We had to translate in class 
"Only after breaking up did I realized I loved her," 
since we learned the grammar point that uses 후에야 (don't remember the exact grammar point right now since this was last year).
So, I remember writing something like 
"헤어질 한 후에야 그여자를 사랑한지(사랑했는지?) 깨달았어요" 
but (if I recall correctly) I was told to replace 깨달았어요 with 알게 됐어요. 
That's the context I am talking about.


----------



## Kross

gahando said:


> "헤어진 후에야 그 여자를 사랑했는지 깨달았어요"
> but (if I recall correctly) I was told to replace 깨달았어요 with 알게 됐어요.
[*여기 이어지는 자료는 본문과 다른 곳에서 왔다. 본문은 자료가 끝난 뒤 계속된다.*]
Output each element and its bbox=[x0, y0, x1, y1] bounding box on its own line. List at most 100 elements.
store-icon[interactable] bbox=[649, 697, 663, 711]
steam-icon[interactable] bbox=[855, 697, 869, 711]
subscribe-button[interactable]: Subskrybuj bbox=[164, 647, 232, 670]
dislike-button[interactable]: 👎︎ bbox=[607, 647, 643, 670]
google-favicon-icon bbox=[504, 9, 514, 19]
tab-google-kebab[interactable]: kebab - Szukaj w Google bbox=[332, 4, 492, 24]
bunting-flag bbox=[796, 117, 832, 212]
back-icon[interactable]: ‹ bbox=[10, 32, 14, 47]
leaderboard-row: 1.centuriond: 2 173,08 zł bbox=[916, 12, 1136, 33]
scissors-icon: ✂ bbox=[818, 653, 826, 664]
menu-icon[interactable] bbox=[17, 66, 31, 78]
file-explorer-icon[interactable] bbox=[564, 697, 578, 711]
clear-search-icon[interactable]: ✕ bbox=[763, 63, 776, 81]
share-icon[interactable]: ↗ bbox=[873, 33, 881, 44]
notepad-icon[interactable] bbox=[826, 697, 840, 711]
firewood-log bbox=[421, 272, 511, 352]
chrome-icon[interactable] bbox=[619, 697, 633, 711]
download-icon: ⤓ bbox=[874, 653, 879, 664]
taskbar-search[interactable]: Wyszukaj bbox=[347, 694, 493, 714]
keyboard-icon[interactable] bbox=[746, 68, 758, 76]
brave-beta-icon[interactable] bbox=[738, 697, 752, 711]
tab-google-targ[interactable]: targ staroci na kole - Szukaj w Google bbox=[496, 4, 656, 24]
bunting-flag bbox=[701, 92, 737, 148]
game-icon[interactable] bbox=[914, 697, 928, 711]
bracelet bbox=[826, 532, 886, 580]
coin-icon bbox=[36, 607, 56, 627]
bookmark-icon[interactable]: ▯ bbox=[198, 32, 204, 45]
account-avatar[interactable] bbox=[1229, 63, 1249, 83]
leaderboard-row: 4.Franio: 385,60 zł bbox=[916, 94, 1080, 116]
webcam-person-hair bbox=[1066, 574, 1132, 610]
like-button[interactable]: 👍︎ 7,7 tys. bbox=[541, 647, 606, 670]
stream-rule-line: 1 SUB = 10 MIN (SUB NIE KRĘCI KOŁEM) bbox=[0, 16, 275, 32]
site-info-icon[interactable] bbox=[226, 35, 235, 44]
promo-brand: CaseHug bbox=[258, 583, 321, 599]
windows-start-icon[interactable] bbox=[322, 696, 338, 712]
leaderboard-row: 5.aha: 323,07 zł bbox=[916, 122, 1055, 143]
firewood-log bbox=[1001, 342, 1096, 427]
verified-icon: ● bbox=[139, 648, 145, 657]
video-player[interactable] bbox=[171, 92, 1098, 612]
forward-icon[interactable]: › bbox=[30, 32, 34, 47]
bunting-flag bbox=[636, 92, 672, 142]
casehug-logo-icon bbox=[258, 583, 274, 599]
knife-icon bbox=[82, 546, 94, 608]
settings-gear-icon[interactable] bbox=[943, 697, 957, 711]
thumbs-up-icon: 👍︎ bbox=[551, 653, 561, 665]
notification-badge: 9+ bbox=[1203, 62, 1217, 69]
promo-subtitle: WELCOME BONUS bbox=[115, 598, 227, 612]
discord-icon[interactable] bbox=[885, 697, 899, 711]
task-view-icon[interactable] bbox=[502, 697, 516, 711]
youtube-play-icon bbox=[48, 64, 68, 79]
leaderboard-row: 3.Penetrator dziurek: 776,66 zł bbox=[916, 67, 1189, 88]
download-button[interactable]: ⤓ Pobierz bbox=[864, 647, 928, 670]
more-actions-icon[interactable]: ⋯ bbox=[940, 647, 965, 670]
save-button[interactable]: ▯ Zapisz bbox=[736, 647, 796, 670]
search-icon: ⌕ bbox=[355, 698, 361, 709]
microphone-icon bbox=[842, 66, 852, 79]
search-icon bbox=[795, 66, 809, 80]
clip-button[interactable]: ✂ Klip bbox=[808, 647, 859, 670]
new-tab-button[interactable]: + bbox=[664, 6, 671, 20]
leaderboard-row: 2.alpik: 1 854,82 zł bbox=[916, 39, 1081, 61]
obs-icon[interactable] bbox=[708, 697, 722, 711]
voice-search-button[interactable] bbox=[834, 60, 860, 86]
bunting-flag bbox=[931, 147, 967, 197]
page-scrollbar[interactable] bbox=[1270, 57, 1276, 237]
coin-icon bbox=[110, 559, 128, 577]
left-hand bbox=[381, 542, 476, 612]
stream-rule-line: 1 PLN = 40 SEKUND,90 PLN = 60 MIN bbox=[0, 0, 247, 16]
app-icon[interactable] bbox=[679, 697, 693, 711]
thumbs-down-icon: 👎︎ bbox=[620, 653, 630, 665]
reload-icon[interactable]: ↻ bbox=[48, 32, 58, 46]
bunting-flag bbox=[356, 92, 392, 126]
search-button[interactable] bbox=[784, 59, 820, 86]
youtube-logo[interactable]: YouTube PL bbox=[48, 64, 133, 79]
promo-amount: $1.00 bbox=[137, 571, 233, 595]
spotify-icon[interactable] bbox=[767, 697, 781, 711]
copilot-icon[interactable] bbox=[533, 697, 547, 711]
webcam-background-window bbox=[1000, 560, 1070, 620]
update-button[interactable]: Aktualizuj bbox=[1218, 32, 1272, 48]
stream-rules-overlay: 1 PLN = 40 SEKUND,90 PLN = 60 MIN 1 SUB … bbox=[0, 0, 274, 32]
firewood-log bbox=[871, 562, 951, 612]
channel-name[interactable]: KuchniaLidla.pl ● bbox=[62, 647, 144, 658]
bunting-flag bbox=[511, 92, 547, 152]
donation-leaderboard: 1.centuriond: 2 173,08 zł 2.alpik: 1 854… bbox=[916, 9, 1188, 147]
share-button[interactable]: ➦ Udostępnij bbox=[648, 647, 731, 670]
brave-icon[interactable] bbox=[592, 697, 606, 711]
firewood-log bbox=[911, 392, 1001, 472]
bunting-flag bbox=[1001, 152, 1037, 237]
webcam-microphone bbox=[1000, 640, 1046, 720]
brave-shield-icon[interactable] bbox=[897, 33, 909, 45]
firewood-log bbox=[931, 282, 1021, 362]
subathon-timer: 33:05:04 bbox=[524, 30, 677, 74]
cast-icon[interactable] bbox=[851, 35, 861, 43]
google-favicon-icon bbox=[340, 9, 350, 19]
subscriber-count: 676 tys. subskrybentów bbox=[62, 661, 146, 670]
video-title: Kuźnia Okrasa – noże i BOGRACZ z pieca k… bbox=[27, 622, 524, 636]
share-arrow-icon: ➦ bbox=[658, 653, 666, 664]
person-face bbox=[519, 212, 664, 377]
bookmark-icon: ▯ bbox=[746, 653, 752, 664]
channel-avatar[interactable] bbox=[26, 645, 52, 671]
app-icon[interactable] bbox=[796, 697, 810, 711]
I personally think that either 깨달었어요 or 알게 되었어요 is fine with the sentence. But a difference of meaning is that 깨달었어요 is more emphatic on the transition process of thinking that he suddenly realized his love for her. He had not known that before. I'd like to hear what other natives think of that. (I don't know if there are governing rules about this.)


----------



## alohaoe

거의 비슷합니다. 서로 바꿔 써도 의미 변화가 미미한 경우가 많아요.

깨달았다는 realize, understand, grasp, perceive, learn a lesson.. 으로 번역 가능.
알게 되다는 몰랐던 사실을 알게 되었을 때 쓰는 거예요. 단순한 지식일 수도 있죠. 반면 깨달았다는 단순 지식에서는 잘 안씁니다.

예.
그 사건으로 아빠의 사랑을 깨달았다. 아빠의 사랑을 알게 됐다. (both ok. but 깨달았다 is slightly preferred)
그가 설명을 잘 해 주어서 기계 작동법을 알게 되었다. 작동법을 깨달았다. (in this case 깨달았다 sound a little strange, though ok. 그 전에 알려고 노력했지만 실패했다거나 작동법이 어려울 경우에는 깨달았다를 쓸 수도 있어요.)
우리 아이는 영어 알파벳을 알게 되었다.(O) 깨달았다(X - because there's nothing to be 깨닫다 in alphabets. they are too simple to be 깨닫다) 영어 알파벳을 깨우쳤다.(O)


----------



## 경상남도로 오이소

깨달음이란 말은 종교적인 의미 (특히 불교)로도 많이 쓰이지요.


----------